Accretion of gas onto the black hole, probably involving a disk around it, would release energy to power the radio source, itself much larger than the black hole. The latter is too small to see with present instruments. Because of interstellar dust along the line of sight, the Galactic Center cannot be studied at visible, ultraviolet or soft X-ray wavelengths.
The available information about the Galactic Center comes from observations at gamma ray, hard X-ray, infrared, sub-millimetre and radio wavelengths.
Easily visible to the naked eye, however, are the bright stars of the Teapot, which appear to be pouring tea onto the equally bright tail of the Scorpion.



Pedro Castle, 2nd September 2011, 7.30



The illustration above shows the three day old Moon in the faint constellation of Libra.
The stars forming the triangle which the moon appears to be exiting are, from the “top”, Zubeneschamali, Zubenelgenubi, a visual binary, and Brachium, an eclipsing variable.
A much fainter star in the constellation of the Scales is Gliese 581, a red dwarf star with spectral type M3V, located 20.3 light years away from Earth. Its estimated mass is about a third of that of the Sun, and it is the 89th closest known star system to the Sun. Observations suggest that the star has at least four, and possibly six, planets: Gliese 581 e, b, c, g (unconfirmed), d and f (unconfirmed).
Gliese 581 has been the subject of a "huge amount of attention" in the quest to discover the first habitable planet; in 2010, attention focused on unconfirmed planet g, which would have been close to the middle of the star's habitable zone, but more recently, in a study published in The Astrophysical Journal Letters, planet d "can be considered the first confirmed exoplanet that could support Earth-like life."
The star system first gained attention after Gliese 581 c, the first low-mass extrasolar planet found to be near its star's habitable zone, was discovered in April 2007. It has since been shown that under known terrestrial planet climate models, Gliese 581 c is likely to have a runaway greenhouse effect, and hence is probably too hot to be habitable, analogous to Venus. A subsequently discovered planet Gliese 581 d, may be just inside or just outside the outer boundary of the habitable zone (depending in part on the greenhouse properties of its atmosphere), analogous to Mars The discovery of exoplanet Gliese 581 e the least-massive planet known around a normal star, was announced in April 2009.

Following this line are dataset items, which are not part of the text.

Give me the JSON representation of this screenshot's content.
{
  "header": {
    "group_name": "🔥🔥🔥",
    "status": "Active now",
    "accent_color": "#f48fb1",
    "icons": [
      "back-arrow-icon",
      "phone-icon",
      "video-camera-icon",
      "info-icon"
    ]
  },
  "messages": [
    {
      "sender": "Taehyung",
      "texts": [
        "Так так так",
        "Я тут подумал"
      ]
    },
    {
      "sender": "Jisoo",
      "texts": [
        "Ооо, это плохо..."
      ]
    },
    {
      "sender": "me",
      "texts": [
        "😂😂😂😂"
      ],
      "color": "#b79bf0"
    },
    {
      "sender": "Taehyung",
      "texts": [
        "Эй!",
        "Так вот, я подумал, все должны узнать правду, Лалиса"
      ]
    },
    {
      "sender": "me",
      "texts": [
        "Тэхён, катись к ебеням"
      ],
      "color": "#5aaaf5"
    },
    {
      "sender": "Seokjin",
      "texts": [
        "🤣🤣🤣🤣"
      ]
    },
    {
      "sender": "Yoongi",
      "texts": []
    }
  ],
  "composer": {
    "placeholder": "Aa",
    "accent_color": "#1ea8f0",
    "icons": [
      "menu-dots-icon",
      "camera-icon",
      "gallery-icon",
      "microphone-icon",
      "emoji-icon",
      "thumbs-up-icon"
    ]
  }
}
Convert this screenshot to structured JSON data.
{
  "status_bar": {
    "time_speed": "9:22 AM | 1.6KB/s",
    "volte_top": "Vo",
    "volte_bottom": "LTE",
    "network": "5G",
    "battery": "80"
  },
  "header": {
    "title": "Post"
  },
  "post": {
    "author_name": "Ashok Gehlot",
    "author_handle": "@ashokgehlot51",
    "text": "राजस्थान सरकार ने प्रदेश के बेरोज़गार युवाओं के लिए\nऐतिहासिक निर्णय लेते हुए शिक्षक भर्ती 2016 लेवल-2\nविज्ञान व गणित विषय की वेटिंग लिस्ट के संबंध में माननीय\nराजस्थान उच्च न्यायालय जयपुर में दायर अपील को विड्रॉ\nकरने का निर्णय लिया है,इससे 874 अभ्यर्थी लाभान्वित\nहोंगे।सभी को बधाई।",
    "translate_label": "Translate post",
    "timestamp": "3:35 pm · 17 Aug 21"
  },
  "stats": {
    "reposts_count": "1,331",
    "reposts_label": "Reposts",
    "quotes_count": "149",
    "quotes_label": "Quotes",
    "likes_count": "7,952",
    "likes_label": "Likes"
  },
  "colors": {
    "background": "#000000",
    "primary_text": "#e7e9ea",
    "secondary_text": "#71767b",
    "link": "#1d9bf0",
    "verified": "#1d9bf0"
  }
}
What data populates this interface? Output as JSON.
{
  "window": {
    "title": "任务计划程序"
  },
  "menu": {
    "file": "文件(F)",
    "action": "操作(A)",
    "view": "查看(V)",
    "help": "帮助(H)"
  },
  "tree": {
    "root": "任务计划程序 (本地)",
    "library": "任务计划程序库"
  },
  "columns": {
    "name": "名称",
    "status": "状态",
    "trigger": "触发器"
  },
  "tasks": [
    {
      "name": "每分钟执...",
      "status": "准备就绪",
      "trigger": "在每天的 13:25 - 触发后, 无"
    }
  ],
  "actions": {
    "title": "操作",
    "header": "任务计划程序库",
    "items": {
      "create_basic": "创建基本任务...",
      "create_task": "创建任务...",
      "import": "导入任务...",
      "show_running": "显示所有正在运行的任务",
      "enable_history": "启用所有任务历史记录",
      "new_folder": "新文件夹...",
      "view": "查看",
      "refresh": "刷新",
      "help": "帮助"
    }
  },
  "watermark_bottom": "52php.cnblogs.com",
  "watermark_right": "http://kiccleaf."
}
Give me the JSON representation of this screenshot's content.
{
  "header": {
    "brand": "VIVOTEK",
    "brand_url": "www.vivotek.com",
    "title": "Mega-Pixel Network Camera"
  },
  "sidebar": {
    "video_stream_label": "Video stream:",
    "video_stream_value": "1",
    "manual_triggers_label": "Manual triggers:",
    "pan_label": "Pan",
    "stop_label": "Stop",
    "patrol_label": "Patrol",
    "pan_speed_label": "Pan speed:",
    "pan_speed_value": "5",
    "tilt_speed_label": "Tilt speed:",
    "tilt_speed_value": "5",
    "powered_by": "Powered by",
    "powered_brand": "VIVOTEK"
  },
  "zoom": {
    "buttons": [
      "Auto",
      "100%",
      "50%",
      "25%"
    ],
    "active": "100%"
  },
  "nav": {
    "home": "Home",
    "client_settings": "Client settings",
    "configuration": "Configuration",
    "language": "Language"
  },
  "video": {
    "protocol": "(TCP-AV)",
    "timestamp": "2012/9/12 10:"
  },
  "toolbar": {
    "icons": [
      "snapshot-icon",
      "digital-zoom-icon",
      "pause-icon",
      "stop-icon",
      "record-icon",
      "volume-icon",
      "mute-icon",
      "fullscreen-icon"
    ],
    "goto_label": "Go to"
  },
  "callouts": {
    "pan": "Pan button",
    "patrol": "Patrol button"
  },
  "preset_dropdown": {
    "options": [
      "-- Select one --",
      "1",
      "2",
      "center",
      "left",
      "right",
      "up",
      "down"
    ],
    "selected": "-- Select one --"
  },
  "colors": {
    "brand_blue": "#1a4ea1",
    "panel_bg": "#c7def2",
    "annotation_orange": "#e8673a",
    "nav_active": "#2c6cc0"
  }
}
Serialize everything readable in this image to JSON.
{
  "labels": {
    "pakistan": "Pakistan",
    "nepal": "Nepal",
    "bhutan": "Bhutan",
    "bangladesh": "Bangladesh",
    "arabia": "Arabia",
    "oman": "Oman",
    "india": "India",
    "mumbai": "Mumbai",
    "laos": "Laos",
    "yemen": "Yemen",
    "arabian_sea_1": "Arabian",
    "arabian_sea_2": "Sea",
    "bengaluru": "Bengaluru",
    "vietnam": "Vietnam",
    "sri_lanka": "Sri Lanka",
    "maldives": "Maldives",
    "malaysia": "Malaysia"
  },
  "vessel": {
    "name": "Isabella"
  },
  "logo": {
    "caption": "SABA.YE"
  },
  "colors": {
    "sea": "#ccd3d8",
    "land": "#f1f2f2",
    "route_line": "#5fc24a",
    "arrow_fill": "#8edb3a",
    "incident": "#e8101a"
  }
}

Excitement spiked again in September 2010 with the claimed discovery of Gliese 581 g, orbiting between c and d, believed to be the planet with the greatest likelihood of having conditions suitable for liquid water at its surface found to date because it is within the middle of the habitable zone. However, its existence was later put in "serious doubts" following further analysis.
The much more distinctive, and much larger, constellation of Scorpius follows Libra in the sky. Scorpius occupies an area of 497 square degrees and contains ten stars with known planets.
The brightest star in the constellation is alpha Scorpii, or Antares ("like Mars"), named for its reddish-orange colour, which resembles that of the planet Mars. Antares is a red supergiant with a radius about 800 times that of the Sun. It is classified as a variable star; its apparent magnitude varies between 0.9 and 1.8. It has a hot blue companion star about 2.9 arcseconds away. Antares is the 16th brightest star in the sky. It is approximately 600 light-years distant from Earth. It is also of the brightest stars near the ecliptic, the Sun’s apparent path in the sky.
The only planets in the night sky are Saturn, which is setting at viewing time, and Jupiter which does not rise until past 10 o’clock.